Nato nel 1934 a Monfalcone, si è trasferito a Genova da bambino. Tanti mestieri, prima di imporsi con testi e melodie indimenticabili: facchino, grafico pubblicitario e pittore per poi debuttare con una band formata assieme a Luigi Tenco e Bruno Lauzi. È del 1963 il successo della sua “Il cielo in una stanza”, arrangiata da Ennio Morricone. E quel 1963 segna insieme l’apice e la frattura: escono Sapore di sale e Che cosa c’è, ma l’11 luglio il cantautore tenta il suicidio sparandosi al cuore.

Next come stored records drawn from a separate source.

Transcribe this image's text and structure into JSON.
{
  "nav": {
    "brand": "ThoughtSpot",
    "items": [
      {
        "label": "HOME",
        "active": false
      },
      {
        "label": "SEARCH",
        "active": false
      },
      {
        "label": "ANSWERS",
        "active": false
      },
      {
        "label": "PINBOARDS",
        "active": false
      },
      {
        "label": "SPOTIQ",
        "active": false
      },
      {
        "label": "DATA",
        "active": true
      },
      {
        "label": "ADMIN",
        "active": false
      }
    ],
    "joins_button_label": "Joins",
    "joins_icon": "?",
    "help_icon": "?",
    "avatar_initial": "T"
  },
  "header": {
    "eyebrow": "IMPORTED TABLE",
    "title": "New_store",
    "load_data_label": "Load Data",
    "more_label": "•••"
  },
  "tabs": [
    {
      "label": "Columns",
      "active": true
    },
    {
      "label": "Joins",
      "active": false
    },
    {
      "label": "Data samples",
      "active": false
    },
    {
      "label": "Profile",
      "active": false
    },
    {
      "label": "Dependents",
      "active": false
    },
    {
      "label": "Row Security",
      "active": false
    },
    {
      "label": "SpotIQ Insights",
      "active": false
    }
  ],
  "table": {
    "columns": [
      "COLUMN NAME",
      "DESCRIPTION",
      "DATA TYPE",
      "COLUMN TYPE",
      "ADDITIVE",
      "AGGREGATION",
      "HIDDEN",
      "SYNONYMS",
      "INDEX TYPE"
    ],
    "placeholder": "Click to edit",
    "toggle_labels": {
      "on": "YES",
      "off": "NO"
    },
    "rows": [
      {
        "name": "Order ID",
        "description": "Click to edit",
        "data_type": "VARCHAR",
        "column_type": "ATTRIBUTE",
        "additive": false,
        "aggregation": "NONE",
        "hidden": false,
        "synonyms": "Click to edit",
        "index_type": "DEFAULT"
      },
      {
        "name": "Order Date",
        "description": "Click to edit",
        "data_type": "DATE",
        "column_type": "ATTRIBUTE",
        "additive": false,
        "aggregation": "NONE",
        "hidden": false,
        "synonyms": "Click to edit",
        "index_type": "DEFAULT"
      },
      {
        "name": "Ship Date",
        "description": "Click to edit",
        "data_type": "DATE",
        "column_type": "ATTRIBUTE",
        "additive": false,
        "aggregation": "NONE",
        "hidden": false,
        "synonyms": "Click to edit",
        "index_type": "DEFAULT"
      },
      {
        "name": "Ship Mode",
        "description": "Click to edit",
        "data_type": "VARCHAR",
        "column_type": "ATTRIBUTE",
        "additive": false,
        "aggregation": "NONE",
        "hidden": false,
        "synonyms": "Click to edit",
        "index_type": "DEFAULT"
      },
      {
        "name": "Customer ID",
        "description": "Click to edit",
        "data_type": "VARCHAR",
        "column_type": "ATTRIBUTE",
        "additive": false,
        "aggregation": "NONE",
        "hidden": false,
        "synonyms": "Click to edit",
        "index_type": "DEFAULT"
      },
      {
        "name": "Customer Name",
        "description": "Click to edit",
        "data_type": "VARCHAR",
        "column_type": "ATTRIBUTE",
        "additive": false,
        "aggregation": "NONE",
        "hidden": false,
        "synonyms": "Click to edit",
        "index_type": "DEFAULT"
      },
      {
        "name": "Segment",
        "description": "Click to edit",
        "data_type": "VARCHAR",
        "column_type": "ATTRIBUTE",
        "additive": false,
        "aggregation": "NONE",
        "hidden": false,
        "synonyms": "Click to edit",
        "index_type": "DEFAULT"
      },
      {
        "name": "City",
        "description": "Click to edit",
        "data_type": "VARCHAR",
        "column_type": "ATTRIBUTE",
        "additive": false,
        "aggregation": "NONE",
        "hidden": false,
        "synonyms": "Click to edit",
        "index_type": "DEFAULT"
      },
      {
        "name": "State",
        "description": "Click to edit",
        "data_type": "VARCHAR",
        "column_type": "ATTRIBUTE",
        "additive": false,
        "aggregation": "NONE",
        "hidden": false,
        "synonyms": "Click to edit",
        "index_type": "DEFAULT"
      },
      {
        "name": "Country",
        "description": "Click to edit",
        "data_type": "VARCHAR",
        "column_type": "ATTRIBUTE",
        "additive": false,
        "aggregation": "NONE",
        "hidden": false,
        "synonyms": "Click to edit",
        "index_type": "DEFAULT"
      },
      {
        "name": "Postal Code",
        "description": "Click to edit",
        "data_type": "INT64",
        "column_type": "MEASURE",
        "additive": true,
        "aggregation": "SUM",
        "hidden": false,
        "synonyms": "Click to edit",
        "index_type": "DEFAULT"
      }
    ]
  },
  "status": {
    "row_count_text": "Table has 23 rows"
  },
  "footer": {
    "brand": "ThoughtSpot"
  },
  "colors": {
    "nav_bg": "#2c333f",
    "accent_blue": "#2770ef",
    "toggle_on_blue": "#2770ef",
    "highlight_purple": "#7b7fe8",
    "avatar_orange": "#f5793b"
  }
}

Sopravvive. Ma quel proiettile resta per sempre nel suo torace. Dopo la partecipazione a Sanremo nel 1964 (in totale saranno sette), segue un periodo più defilato che si interrompe nel 1971, quando torna con lavori più impegnati e avvia anche un’attività da produttore e talent scout. Il successo torna pieno negli anni Ottanta: Una lunga storia d’amore (1984) rilancia la sua popolarità e dà vita a un tour con Ornella Vanoni. Nel 1991 pubblica Matto come un gatto, da cui è tratto Quattro amici, vincitore del Festivalbar.
Nella sua vita entrano Anna Fabbri, la prima moglie, con cui ha il figlio Giovanni, poi Stefania Sandrelli, una relazione che riempie le pagine dei giornali di gossip perché l’attrice era ancora minorenne.